Il "terrorista" è senza dubbio la figura ideale per veicolare il progetto.
Innanzitutto è folle, megalomane e ripugnante, in secondo luogo già vecchia conoscenza di tutti coloro che hanno in casa un televisore (e di quella esigua minoranza che non lo possiede non occorre preoccuparsi), infine essendo una figura di fantasia è ideale per innescare quella paura dell'ignoto che era la nostra premessa.
Dopo aver scelto l'attore occorre creare una contiguità fra le imprese sullo schermo e quelle nella realtà. Questo poichè anche al reale occorre dedicare una minima attenzione, non sarebbe credibile proporre una battaglia contro la Spectra semplicemente mutuandola dai film di 007.
Si tratta di creare ad arte una o più azioni eclatanti, la cui gravità dovrà essere commisurata al tipo di risposta che s'intende dare.

Insomma si creerà la strage dell'11 settembre quale giustificativo ad una progressiva colonizzazione del globo, piuttosto che gli omicidi D'Antona e Biagi nell'intento d'introdurre progressivamente uno stato di polizia.
Il meccanismo è il medesimo anche se si svolge ovviamente su due piani diversi.
Costruito ad arte l'evento tragico, premurandosi non esistano tracce evidenti della nostra manipolazione si passa alla fase dell'attribuzione di responsabilità.
Questa può essere avviata tramite false rivendicazioni o rendendo manifesti i sospetti legati alle nostre indagini,fa poca differenza.
L'importante è scegliere un "fantasma" che possa risultare credibile nell'immaginario collettivo, anche in questo caso la Spectra non sarebbe oggettivamente proponibile.
L'ideale è rifarsi a qualche sigla realmente esistita, come le Brigate Rosse o inventare ex novo una cellula eversiva, magari con la complicità di un miliardario saudita che sia disposto a fare da capro espiatorio dietro lauto compenso.

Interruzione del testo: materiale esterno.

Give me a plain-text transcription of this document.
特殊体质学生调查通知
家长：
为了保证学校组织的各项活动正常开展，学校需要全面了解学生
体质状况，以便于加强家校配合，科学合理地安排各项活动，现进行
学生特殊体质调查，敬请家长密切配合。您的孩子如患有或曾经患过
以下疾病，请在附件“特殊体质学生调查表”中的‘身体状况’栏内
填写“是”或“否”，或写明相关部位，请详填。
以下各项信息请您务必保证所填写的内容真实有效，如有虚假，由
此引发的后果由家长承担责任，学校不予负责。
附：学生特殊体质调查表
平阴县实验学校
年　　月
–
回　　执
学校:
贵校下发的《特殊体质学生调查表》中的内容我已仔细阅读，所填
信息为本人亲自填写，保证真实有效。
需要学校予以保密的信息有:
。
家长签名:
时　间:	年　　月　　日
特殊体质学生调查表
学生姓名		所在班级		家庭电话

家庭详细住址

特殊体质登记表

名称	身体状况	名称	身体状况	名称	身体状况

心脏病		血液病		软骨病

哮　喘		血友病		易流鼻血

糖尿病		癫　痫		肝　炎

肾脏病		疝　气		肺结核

A questo punto, data la drammaticità degli eventi sarà consequenziale l'altissima attenzione che i media dedicheranno all'argomento.
Non sarà difficile fornire loro grandi quantità di materiale su cui lavorare, filmati di repertorio inerenti fantomatici campi di addestramento paramilitare, liste di proscrizione con nominativi fasulli, rivendicazioni copiate dal lemmario in uso negli anni di piombo e così via, non esiste limite alla fantasia.
Creato il "mostro" e la consapevolezza della sua esistenza nell'opinione pubblica non ci sarà capo di stato, partito politico, autorità, giornalista, scrittore, sindacalista, attore, regista, generale, giudice, nè personalità alcuna che potrà esimersi dal condannarlo pubblicamente e senza mezzi termini.

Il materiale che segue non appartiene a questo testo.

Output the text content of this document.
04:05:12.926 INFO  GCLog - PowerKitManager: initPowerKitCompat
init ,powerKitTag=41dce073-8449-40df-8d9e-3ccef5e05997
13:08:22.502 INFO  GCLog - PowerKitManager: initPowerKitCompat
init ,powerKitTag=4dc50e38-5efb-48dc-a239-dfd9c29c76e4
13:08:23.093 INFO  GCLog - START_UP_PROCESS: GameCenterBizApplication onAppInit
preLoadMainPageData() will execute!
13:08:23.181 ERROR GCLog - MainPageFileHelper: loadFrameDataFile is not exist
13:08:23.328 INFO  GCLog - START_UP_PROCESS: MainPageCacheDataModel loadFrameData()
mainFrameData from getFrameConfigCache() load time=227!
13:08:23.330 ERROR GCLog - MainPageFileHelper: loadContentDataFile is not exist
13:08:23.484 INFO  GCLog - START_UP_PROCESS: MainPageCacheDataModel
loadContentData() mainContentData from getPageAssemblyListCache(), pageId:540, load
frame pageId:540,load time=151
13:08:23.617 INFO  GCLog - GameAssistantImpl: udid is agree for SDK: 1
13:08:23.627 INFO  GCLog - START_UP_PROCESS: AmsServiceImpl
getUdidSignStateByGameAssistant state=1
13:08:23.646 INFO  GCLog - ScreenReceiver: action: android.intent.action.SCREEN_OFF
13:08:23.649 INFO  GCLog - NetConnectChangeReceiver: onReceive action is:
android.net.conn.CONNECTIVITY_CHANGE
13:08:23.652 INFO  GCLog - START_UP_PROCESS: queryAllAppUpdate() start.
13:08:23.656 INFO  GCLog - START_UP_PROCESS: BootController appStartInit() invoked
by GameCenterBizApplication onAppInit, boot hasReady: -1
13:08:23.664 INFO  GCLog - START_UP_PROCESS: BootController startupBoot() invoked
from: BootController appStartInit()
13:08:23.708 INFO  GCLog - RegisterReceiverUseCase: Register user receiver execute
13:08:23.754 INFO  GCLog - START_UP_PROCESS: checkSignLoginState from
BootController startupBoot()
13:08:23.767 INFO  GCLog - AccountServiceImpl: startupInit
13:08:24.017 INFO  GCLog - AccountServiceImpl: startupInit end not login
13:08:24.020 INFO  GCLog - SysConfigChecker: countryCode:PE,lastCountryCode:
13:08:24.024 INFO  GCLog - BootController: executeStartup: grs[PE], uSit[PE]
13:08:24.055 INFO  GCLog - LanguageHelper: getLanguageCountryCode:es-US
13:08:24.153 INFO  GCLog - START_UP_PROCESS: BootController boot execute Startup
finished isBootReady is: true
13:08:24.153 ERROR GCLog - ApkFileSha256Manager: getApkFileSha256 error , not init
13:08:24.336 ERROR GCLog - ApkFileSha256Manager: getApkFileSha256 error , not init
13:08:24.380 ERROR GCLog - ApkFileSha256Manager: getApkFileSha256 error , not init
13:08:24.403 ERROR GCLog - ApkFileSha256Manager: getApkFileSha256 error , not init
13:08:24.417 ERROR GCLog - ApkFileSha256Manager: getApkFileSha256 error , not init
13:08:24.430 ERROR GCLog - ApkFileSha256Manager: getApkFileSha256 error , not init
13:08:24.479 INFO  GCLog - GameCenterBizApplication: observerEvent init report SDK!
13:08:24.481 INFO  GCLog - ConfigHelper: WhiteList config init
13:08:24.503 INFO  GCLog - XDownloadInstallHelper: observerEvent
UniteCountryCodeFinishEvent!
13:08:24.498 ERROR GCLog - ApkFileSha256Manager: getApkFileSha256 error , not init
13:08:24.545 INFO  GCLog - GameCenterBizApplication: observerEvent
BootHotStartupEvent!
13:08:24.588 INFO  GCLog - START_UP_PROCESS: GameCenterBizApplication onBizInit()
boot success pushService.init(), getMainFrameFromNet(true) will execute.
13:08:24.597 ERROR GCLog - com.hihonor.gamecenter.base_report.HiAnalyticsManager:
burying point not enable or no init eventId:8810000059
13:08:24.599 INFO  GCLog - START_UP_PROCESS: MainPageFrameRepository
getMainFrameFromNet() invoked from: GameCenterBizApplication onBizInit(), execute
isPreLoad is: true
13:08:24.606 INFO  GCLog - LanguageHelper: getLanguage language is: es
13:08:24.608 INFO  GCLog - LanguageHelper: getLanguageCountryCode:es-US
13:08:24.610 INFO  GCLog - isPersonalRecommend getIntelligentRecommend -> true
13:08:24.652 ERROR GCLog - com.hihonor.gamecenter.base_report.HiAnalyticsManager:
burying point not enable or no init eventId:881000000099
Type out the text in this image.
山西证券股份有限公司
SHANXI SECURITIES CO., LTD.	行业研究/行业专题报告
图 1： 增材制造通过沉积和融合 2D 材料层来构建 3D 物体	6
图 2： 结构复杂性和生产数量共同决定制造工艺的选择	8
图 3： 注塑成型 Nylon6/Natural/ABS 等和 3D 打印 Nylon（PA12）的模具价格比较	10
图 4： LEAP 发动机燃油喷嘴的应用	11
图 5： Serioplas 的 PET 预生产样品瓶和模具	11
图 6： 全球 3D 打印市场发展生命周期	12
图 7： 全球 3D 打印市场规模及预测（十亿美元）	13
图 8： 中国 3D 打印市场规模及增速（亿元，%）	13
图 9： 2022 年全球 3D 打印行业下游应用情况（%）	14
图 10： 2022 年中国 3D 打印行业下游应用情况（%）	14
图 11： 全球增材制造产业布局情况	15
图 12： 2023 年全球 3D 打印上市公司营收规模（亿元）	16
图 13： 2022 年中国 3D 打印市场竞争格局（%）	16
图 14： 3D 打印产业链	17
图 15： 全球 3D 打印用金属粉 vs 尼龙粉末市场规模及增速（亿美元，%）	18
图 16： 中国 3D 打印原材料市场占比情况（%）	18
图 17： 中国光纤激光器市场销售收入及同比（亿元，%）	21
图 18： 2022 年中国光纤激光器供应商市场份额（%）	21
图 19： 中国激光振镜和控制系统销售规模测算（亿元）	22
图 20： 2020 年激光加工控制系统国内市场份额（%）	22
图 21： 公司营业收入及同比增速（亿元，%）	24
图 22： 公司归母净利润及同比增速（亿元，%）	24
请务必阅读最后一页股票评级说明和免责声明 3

Tutti a questo punto saranno concordi sulla ferale pericolosità del "terrorismo" e sull'assoluta necessità di annientarlo e di appoggiare qualsiasi iniziativa atta a preservare la società dal micidiale pericolo.
Si potrà così incominciare a limitare la libertà del singolo tramite perquisizioni, intercettazioni, fermi personali senza limiti di tempo e vessazioni di ogni genere.
Si potranno emettere leggi speciali o aggirare quelle esistenti, quando non addirittura agire fuori dalla legge o dal diritto internazionale.
La giustificazione di ogni abuso sarà sempre la "lotta al terrorismo" nell'interesse e per conto dei cittadini.

Nessuno oserà opporsi al nostro operato e nel caso qualcuno fosse così stupido da farlo basterà additarlo come fiancheggiatore dei terroristi per demolirne ogni credibilità e alla bisogna eliminarlo anche fisicamente.
Uno dei grandi vantaggi conseguenti alla situazione che abbiamo creato consiste proprio nella possibilità di screditare o eliminare con la massima facilità qualunque avversario, sia esso un singolo, una formazione politica o uno stato sovrano.
La persona comune si sentirà seriamente minacciata nei suoi interessi e nella propria incolumità personale, avendo ormai somatizzato la pseudo realtà nella quale un manipolo di esaltati psicopatici è pronto a tutto pur di creare caos e terrore.
La minaccia verrà percepita tanto più intensamente quanto più ignote rimarranno le motivazioni dei terroristi ed i mezzi di cui essi dispongono per mettere in atto i loro intendimenti.
Per mantenere questa situazione nel tempo basterà evitare che si verifichino dei cali di tensione.
Non sarà necessario produrre altri eventi eclatanti ma occorrerà operare qualche arresto, mantenere altamente visibile la presenza delle forze dell'ordine, diffondere spesso la notizia di nuovi sospetti, rendere noto il ritrovamento di armi, batteri o sostanze chimiche, al fine di dimostrare che il nemico è sempre dietro l'angolo pronto a colpire.
L'inafferrabilità del nemico, che essendo una nostra invenzione risulterà sempre imprendibile, contribuirà a mantenere alto quel senso di terrore atavico che umanamente si prova di fronte all'ignoto.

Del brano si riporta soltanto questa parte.